Valuable lessons from the Maruichi story

  • Business
  • Thursday, 12 Jun 2003

FOR a low profile, media-shy, but highly profitable steel pipes maker that was formed some 35 years ago, Maruichi Malaysia Steel Tube Bhd seems to have a knack in attracting attention and market gossip, not to mention controversy, in the past year. 

Its latest announcement of an incredibly generous dividend of 250 sen had investors gasping and awed. 

The company's shares shot up by as much as 98 sen yesterday to RM4.26 – the biggest one-day gain in 10 years. At the close, the counter was up 54 sen at RM3.82. 

Maruichi said it proposes to pay a tax-exempt dividend of 70 sen, plus an interim dividend of 180 sen less tax. The payout totals a staggering RM316mil. 

The huge dividend payout raises a few pertinent questions: 

(i) Why is the board of Maruichi declaring such a big dividend at this juncture? 

(ii) Who stands to benefit from such a huge payout? 

(iii) What are the future prospects for Maruichi minus its huge cash pile? 

Last December, Maruichi stirred up a storm of controversy when it announced it was buying a 32.5% stake in Malaysian Merchant Marine Bhd (MMM) for nearly RM100mil. 

The proposed purchase was hugely unpopular, even among some of its biggest shareholders, because the price was considered far too high. Maruichi had to back off from the deal in the ensuing uproar. 

Maruichi's image was badly bruised by the MMM fiasco, and Maruichi's shares plunged to a 19-month low. 
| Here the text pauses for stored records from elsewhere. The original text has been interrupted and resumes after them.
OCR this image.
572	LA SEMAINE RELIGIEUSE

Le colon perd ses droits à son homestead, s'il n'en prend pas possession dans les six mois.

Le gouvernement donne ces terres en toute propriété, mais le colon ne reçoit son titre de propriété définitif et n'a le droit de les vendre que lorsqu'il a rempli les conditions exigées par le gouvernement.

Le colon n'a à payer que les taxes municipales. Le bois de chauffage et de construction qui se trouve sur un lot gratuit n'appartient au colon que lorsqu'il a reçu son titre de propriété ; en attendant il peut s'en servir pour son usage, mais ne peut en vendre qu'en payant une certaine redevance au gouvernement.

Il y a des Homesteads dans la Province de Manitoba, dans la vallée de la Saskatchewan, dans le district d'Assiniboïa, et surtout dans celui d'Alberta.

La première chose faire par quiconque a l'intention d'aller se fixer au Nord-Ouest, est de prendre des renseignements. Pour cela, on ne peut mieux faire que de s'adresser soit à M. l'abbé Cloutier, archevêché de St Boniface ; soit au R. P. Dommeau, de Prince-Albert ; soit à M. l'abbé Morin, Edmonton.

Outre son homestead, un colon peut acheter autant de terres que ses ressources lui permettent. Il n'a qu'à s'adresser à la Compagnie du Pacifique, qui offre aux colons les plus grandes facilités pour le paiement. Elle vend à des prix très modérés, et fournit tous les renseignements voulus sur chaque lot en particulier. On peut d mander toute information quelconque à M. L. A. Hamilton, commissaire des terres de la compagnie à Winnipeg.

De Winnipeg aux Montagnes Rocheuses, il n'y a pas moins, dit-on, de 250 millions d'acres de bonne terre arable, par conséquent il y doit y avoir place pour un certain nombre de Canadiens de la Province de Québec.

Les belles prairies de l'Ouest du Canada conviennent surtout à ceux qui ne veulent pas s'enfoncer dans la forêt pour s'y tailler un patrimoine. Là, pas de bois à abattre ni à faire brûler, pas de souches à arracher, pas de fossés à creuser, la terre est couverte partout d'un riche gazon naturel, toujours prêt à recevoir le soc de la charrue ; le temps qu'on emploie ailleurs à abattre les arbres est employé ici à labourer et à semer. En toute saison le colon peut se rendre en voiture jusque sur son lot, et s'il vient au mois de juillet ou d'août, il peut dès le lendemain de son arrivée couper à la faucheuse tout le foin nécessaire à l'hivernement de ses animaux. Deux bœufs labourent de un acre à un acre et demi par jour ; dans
This time, the controlling shareholder, the Melewar group, was well prepared, anxious to avoid another public relations disaster. 

At a media conference yesterday, Maruichi managing director Tunku Ya'acob Tunku Abdullah explained that the company did not need to hold so much cash for its operations in the foreseeable future, and was therefore returning the cash to shareholders to be used at their own discretion. 

Since it's a dividend payout, all shareholders will be entitled to this largesse, in proportion to their shareholding.  

The biggest shareholders of Maruichi currently are the Melewar group (31.6%), which bought its stake last September, and the Employees' Provident Fund (13.3%). 

The Melewar group would certainly find the cash very handy to finance some of its acquisitions and expansion. 

Tunku Ya'acob said in future Maruichi would pay out 50% of its net profits to shareholders in dividends. 

This is a good move, very much in line with the practice in Western countries where the dividend payout is normally 30% to 70% of a company's after-tax earnings.  

Most Malaysian companies pay less than 30% of their profits as dividends.  

It's difficult to speculate on the future outlook for Maruichi.  

Some analysts feel Maruichi would undergo a transformation under the Melewar group and say they prefer the current business set-up.  

An investment advisory service sees Maruichi as a good trading buy, but not for the conservative investor. 

However, Tunku Ya'acob is confident that the Melewar group would steer Maruichi to greater commercial success.  

He felt that under the previous board and management, insufficient attention was paid to marketing, particularly to government agencies, an area which he would rectify. Maruichi would be renamed Melewar Industrial Group

Tunku Ya'acob also felt that the proposal to list Maruichi's subsidiary, Cold Rolling Industry (M) Sdn Bhd (CRIM), and distributing a big portion of CRIM shares to Maruichi's shareholders would unlock value for shareholders. 

There are lessons to be learnt from the Maruichi story. 

First, minority shareholders are now very vigilant. If they don't like a deal, they will kick up a furore. It is no longer that easy for a controlling shareholder to have its way. Also, the market will punish a company if a deal is perceived to be not so transparent, irrespective of the ultimate merits of the proposal. 

Directors and the controlling shareholders in particular should therefore be seen to be as transparent as possible when making a significant proposal and provide all relevant information as expeditiously as possible to shareholders and investors.  

Shareholders and investors, on recognising a good deal that is fair to all parties, will react accordingly, i.e. they will support the company and its shares.